Insomma, il messaggio inviato da Nyon all'Inter e alle altre nobili decadute suona più o meno così: “l'importante è esserci, poi il resto viene da sé, che sia per valori acquisiti nel presente o per l'eredità di un glorioso passato". Così facendo, l'organo che amministra il calcio europeo ha raggiunto quel compromesso storico per evitare la creazione di sistema chiuso in stile NBA, ricusato giusto l'altro ieri da Ceferin alla Football Talks di Lisbona: "I format devono rimanere gli stessi perché deve essere un sogno per tutti i club partecipare alle competizioni europee. La Champions non può essere una competizione chiusa".

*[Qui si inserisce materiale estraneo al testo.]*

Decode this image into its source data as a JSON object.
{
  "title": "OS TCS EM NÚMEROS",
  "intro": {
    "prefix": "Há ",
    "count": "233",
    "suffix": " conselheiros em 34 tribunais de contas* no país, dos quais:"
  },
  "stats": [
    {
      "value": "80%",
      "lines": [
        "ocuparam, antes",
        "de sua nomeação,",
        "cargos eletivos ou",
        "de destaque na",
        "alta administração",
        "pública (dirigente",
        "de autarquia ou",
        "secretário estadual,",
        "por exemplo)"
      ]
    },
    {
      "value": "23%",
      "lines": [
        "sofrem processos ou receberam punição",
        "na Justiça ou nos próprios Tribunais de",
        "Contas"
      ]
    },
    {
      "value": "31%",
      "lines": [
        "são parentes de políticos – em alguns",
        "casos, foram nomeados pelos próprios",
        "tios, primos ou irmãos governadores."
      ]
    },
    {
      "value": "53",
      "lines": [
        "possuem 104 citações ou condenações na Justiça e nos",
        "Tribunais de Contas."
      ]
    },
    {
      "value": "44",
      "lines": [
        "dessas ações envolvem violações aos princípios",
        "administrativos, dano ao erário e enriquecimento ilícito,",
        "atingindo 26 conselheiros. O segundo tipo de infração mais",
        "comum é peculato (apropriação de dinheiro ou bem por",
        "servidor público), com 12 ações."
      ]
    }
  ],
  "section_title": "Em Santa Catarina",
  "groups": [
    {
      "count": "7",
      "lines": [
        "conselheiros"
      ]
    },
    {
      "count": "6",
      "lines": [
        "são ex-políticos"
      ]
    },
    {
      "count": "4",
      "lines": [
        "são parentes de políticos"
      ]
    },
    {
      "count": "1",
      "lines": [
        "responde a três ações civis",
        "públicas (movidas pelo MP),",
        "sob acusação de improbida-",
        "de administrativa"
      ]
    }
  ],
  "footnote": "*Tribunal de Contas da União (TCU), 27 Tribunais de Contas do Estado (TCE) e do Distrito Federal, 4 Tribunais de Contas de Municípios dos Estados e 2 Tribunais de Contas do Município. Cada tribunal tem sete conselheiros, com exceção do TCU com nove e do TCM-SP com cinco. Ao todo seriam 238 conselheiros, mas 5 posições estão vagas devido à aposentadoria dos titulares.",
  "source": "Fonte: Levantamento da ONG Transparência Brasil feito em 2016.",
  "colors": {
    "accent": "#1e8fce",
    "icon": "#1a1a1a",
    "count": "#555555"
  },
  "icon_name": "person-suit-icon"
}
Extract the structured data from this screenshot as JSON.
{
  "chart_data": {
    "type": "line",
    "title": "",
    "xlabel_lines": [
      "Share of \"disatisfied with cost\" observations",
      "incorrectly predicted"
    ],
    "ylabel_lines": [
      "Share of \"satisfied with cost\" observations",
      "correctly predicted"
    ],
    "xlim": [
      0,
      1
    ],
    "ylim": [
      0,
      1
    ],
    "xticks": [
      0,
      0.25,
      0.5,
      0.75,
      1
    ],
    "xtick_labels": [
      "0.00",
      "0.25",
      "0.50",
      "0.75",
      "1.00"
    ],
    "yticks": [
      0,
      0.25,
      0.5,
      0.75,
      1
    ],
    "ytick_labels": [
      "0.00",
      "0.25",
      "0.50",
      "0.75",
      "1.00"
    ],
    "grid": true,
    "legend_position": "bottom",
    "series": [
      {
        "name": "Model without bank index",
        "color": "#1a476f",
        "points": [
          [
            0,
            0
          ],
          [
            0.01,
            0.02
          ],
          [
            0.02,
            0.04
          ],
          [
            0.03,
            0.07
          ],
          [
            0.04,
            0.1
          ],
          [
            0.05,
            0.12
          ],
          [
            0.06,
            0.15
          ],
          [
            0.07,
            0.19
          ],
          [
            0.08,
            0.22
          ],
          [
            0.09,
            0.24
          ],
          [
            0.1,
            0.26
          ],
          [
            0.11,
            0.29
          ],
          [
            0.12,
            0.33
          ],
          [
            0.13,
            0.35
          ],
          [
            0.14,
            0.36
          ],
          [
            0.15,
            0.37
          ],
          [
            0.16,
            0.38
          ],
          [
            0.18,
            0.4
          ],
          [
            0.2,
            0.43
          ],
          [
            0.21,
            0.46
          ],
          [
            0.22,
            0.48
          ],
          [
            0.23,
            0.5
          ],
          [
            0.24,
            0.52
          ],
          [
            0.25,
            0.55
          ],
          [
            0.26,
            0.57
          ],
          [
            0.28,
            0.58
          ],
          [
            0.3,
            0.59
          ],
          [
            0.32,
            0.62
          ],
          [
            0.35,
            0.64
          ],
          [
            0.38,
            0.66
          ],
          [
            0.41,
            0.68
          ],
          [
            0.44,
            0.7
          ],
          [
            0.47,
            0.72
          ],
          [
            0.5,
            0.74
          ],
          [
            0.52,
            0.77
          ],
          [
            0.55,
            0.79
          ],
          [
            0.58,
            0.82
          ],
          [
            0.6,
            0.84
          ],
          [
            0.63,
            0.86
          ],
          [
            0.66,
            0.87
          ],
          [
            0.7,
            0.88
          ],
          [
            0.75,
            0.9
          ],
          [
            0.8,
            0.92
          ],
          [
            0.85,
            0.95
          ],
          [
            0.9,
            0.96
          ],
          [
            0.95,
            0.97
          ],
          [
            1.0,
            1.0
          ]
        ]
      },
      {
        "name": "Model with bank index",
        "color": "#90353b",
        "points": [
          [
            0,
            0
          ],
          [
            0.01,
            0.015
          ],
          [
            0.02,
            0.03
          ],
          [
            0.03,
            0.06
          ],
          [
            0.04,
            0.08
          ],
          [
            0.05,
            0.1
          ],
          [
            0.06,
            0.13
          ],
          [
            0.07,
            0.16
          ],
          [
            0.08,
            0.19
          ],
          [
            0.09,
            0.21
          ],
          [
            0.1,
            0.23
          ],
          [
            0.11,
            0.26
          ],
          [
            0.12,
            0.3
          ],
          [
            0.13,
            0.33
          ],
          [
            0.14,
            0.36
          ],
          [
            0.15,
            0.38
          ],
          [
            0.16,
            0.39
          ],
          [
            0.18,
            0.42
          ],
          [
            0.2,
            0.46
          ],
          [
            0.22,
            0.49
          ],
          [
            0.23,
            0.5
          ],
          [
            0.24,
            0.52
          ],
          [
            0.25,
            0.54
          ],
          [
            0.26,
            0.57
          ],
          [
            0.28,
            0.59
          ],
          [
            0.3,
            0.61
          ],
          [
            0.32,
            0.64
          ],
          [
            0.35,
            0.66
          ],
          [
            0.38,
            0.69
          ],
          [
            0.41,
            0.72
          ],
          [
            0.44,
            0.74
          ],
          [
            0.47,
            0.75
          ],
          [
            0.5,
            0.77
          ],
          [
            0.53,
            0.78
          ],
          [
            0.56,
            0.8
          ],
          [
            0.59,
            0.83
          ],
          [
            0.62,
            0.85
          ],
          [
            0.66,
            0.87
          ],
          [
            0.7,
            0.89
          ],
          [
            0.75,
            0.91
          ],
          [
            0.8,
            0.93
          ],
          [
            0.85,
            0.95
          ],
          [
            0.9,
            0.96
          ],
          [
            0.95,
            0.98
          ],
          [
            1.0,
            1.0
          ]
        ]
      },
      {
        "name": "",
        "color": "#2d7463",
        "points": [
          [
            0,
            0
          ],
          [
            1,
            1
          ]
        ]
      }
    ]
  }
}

Nulla di sconvolgente, ma ora la domanda che sorge spontanea è una: che provvedimenti si adotteranno per far sì che la competitività all'interno della competizione stessa sia reale? Accantonato, almeno in parte, il fallimentare progetto del Fair Play Finanziario firmato Michel Platini, Ceferin ha buttato lì un'idea che a, occhio, sembra irrealizzabile: “La Uefa - ha spiegato il dirigente sloveno - dovrebbe esaminare nuovi meccanismi come luxury tax, tetti alle rose e norme sui trasferimenti per evitare l’eccessiva concentrazione di talento in poche squadre". In pratica, così stando le cose, il Barcellona potrebbe essere 'costretto' a cedere Messi pena l'estromissione dalla Champions perché in rosa ha già Suarez e Neymar. Non proprio una decisione democratica, se presa così dal nulla. L'assunto di base da cui parte il dirigente sloveno confonde la causa con l'effetto, proprio perché quello che accade nei tornei continentali è la risultanza della differenza tecnico-economica che esiste tra i vari campionati nazionali. Quindi, le strade percorribili sono due: Superlega, quella vera, nel quale un ipotetico salary cap avrebbe senso oppure solito torneo a 32 squadre, con 16 eccellenze nazionali assicurate, ma con la controindicazione che la torta del vincitore se la continueranno a spartire le 4 o 5 superpotenze.